After the Trump administration announced plans to expand offshore oil and gas drilling to nearly the entire US coastline, Interior Secretary Ryan Zinke quickly followed up with another announcement exempting Florida from the new plans.
Now, a growing number of Republican and Democratic governors and legislators from coastal states are demanding the same exemption.
(In a public appearance April 5, Zinke seemed to backtrack his promise to Florida, saying "no one was exempted" and acknowledging many states' opposition to the plan.)
Republican Nancy Mace, a South Carolina State representative for parts of Charleston County and the Lowcountry, says she campaigned for Donald Trump but believes oil rigs off of South Carolina’s beaches would be a disaster.

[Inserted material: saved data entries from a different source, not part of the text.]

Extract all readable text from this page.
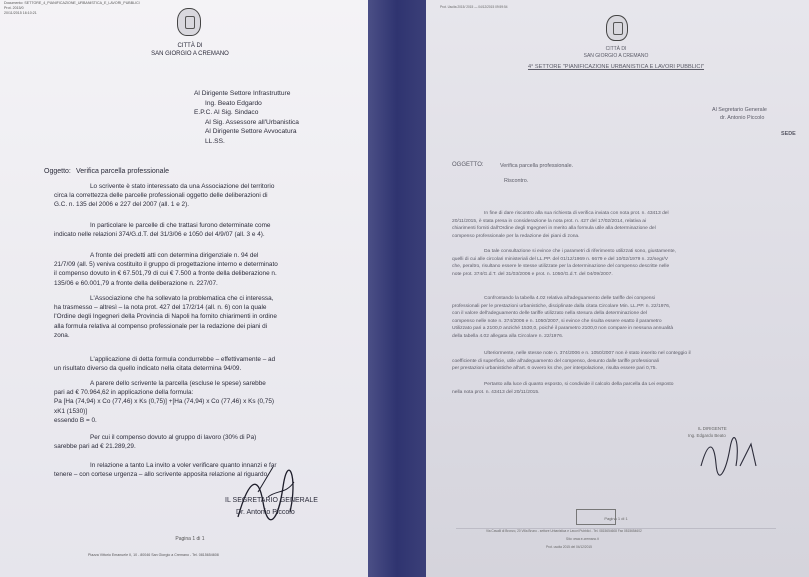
Documento: SETTORE_4_PIANIFICAZIONE_URBANISTICA_E_LAVORI_PUBBLICI
Prot. 2015/0
20/11/2015 16:10:21
CITTÀ DI
SAN GIORGIO A CREMANO
Al Dirigente Settore Infrastrutture
Ing. Beato Edgardo
E.P.C. Al Sig. Sindaco
Al Sig. Assessore all'Urbanistica
Al Dirigente Settore Avvocatura
LL.SS.
Oggetto: Verifica parcella professionale
Lo scrivente è stato interessato da una Associazione del territorio
circa la correttezza delle parcelle professionali oggetto delle deliberazioni di
G.C. n. 135 del 2006 e 227 del 2007 (all. 1 e 2).
In particolare le parcelle di che trattasi furono determinate come
indicato nelle relazioni 374/G.d.T. del 31/3/06 e 1050 del 4/9/07 (all. 3 e 4).
A fronte dei predetti atti con determina dirigenziale n. 94 del
21/7/09 (all. 5) veniva costituito il gruppo di progettazione interno e determinato
il compenso dovuto in € 67.501,79 di cui € 7.500 a fronte della deliberazione n.
135/06 e 60.001,79 a fronte della deliberazione n. 227/07.
L'Associazione che ha sollevato la problematica che ci interessa,
ha trasmesso – altresì – la nota prot. 427 del 17/2/14 (all. n. 6) con la quale
l'Ordine degli Ingegneri della Provincia di Napoli ha fornito chiarimenti in ordine
alla formula relativa al compenso professionale per la redazione dei piani di
zona.
L'applicazione di detta formula condurrebbe – effettivamente – ad
un risultato diverso da quello indicato nella citata determina 94/09.
A parere dello scrivente la parcella (escluse le spese) sarebbe
pari ad € 70.964,62 in applicazione della formula:
Pa [Ha (74,94) x Co (77,46) x Ks (0,75)] +[Ha (74,94) x Co (77,46) x Ks (0,75)
xK1 (1530)]
essendo B = 0.
Per cui il compenso dovuto al gruppo di lavoro (30% di Pa)
sarebbe pari ad € 21.289,29.
In relazione a tanto La invito a voler verificare quanto innanzi e far
tenere – con cortese urgenza – allo scrivente apposita relazione al riguardo.
IL SEGRETARIO GENERALE
Dr. Antonio Piccolo
Pagina 1 di 1
Piazza Vittorio Emanuele II, 10 - 80046 San Giorgio a Cremano - Tel. 0815654608
Prot. Uscita 2015/ 2015 — 04/12/2015 09:59:54
CITTÀ DI
SAN GIORGIO A CREMANO
4° SETTORE "PIANIFICAZIONE URBANISTICA E LAVORI PUBBLICI"
Al Segretario Generale
dr. Antonio Piccolo
SEDE
OGGETTO:	Verifica parcella professionale.
Riscontro.
In fine di dare riscontro alla sua richiesta di verifica inviata con nota prot. n. 43413 del
20/11/2015, è stata presa in considerazione la nota prot. n. 427 del 17/02/2014, relativa ai
chiarimenti forniti dall'Ordine degli Ingegneri in merito alla formula utile alla determinazione del
compenso professionale per la redazione dei piani di zona.
Da tale consultazione si evince che i parametri di riferimento utilizzati sono, giustamente,
quelli di cui alle circolari ministeriali del LL.PP. del 01/12/1969 n. 6679 e del 10/02/1979 n. 22/segr/V
che, peraltro, risultano essere le stesse utilizzate per la determinazione del compenso descritte nelle
note prot. 374/G.d.T. del 31/03/2006 e prot. n. 1050/G.d.T. del 04/09/2007.
Confrontando la tabella 4.02 relativa all'adeguamento delle tariffe dei compensi
professionali per le prestazioni urbanistiche, disciplinate dalla citata Circolare Min. LL.PP. n. 22/1976,
con il valore dell'adeguamento delle tariffe utilizzato nella stesura della determinazione del
compenso nelle note n. 374/2006 e n. 1050/2007, si evince che risulta essere esatto il parametro
Utilizzato pari a 2100,0 anziché 1530,0, poiché il parametro 2100,0 non compare in nessuna annualità
della tabella 4.02 allegata alla Circolare n. 22/1976.
Ulteriormente, nelle stesse note n. 374/2006 e n. 1050/2007 non è stato inserito nel conteggio il
coefficiente di superficie, utile all'adeguamento del compenso, desunto dalle tariffe professionali
per prestazioni urbanistiche all'art. 6 ovvero ks che, per interpolazione, risulta essere pari 0,75.
Pertanto alla luce di quanto esposto, si condivide il calcolo della parcella da Lei esposto
nella nota prot. n. 43413 del 20/11/2015.
IL DIRIGENTE
Ing. Edgardo Beato
Pagina 1 di 1
Via Cavalli di Bronzo, 20 Villa Bruno - settore Urbanistica e Lavori Pubblici - Tel. 0815654608 Fax 0815654602
Sito: www.e-cremano.it
Prot. uscita 2015 del 04/12/2015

“We have a $20 billion tourism industry that employs 600,000 people annually,” Mace says. “People don't come to Charleston or anywhere along the coast to … see oil drilling. They come for our beautiful beaches. As the governor [Henry McMaster] said, ‘These are shores lined with gold.’ They're absolutely stunning. We have beautiful live oak trees, good people, good food and that's why people come down here. Not to see offshore oil drilling.”
Mace also acknowledges the environmental concerns associated with new drilling, though she adds that she’s “not a climate change sort of person.”
“What happens to the fish out there and the mammals?” she asks. “South Carolina did seismic testing off the shore in 1977. They didn't find anything then. They're not going to find anything now. So, why are we doing this? Why are we going to disturb what's out there? And then you have commercial fishing. [Drilling] is going to disturb that industry, as well. When you talk to every municipality along the coast, this is not something any of them want.”
The prospect of offshore drilling also creates questions about how to pay for the infrastructure necessary to support it. “I can barely get a road restriped in my district right now, let alone widened, and this is on a road that has 89,000 vehicles per day,” she says. “When we can't do for ourselves for economic development reasons, then we certainly can't even think to take this on right now. It just is not going to happen from a fiscal standpoint. We don't have the money.”
What’s more, Mace says, this is a states' rights issue. When Zinke gave Florida a “hall pass and allowed them to opt out of this federal issue, that opened the door to states’ rights,” she says.
It wasn't long ago that then-Alaska Gov. Sarah Palin famously led chants of, "Drill, baby, drill!” at 2008 Republican rallies. What has changed?
“I don't necessarily disagree,” Mace says. “We want to do the pipeline in Alaska. But now [the US] is exporting, so I don't see at the federal level that great a need right now to try and find more oil out there, particularly along the coast of South Carolina. I don't see the need.”
This article is based on an interview that aired on PRI’s Living on Earth with Steve Curwood.